Ingredalia y la quesería Axuribeltz apuestan por la economía circular

Ingredalia y la quesería Axuribeltz son dos de las empresas en las que se han puesto en marcha iniciativas que contribuyen a la evolución hacia una economía circular en el sector agroalimentario dentro del territorio Poctefa (España, Francia y Andorra). Estas han recibido apoyos técnicos por parte de la Asociación de la Industria Navarra (AIN) en el marco del proyecto europeo ORHI, que trata de reducir la cantidad de residuos y reciclar los que se produzcan con el objetivo de reutilizarlos, evitar su desperdicio y crear nuevos productos.

Elena Martín Seseña. Redacción.

La economía circular es un reto clave para los países de la Unión Europea. Cada año, en el conjunto del territorio, se desperdician 88 millones de toneladas de alimentos, alrededor del 20% de los alimentos producidos; y se generan 25,8 millones de toneladas de residuos plásticos, alrededor del 60% en embalajes. Entre el 31 y el 39% de estos plásticos están destinados a incineración y a vertederos, y sólo el 6% de la demanda de plástico proviene del plástico reciclado.

Durante los tres años que ha durado, el proyecto europeo ORHI ha favorecido sinergias potenciales entre empresas, identificando soluciones innovadoras y apoyando su implantación en el territorio. Todo este tiempo, se ha acompañado 18 proyectos con posibilidades de transferir nuevas soluciones al tejido empresarial de ellos, siete iniciativas se encuentran en fase de implantación.

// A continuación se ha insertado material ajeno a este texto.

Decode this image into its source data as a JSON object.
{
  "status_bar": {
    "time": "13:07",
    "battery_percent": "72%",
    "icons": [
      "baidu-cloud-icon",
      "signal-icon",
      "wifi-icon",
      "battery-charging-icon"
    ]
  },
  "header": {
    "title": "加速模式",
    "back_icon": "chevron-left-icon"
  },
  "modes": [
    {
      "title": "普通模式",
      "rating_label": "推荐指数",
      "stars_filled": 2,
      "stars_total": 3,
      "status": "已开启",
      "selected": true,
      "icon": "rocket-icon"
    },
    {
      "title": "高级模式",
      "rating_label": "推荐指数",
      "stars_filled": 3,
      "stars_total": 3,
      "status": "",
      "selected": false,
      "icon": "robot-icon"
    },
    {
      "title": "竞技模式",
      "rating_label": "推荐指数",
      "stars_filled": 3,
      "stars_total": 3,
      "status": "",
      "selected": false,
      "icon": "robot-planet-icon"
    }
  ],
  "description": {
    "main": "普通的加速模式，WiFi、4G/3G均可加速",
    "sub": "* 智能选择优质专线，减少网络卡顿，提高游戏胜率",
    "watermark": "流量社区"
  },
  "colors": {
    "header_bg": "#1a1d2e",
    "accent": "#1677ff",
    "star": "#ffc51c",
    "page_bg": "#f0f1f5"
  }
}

“En ORHI hemos sumado nuestras fuerzas nueve entidades de regiones diversas a ambos lados de la frontera de Francia y España, regiones que al mismo tiempo son complementarias en cuanto a su diferente grado de representatividad en la cadena de valor agroalimentaria. Una clave que hemos trabajado es la “transferibilidad”; por una parte, buscando soluciones ya en marcha en otras regiones, para difundirlas en nuestro territorio y apoyar en su implantación, y por otra, ofreciendo documentación y referencias de las personas responsables de los proyectos trabajados, para favorecer que otras regiones con situaciones similares las puedan replicar”, ha señalado Iratxe Acha, coordinadora del proyecto europeo ORHI y miembro de Saiolan, entidad líder del proyecto.

Iratxe ha destacado que “el reto que tenemos como sociedad en todos los ámbitos, para avanzar hacia una economía circular es enorme. Aprender de cómo otras personas en otras regiones están logrando soluciones para ello y buscar el modo de aplicarlas en la nuestra, es una vía importante para avanzar, y confiamos en seguir haciéndolo”.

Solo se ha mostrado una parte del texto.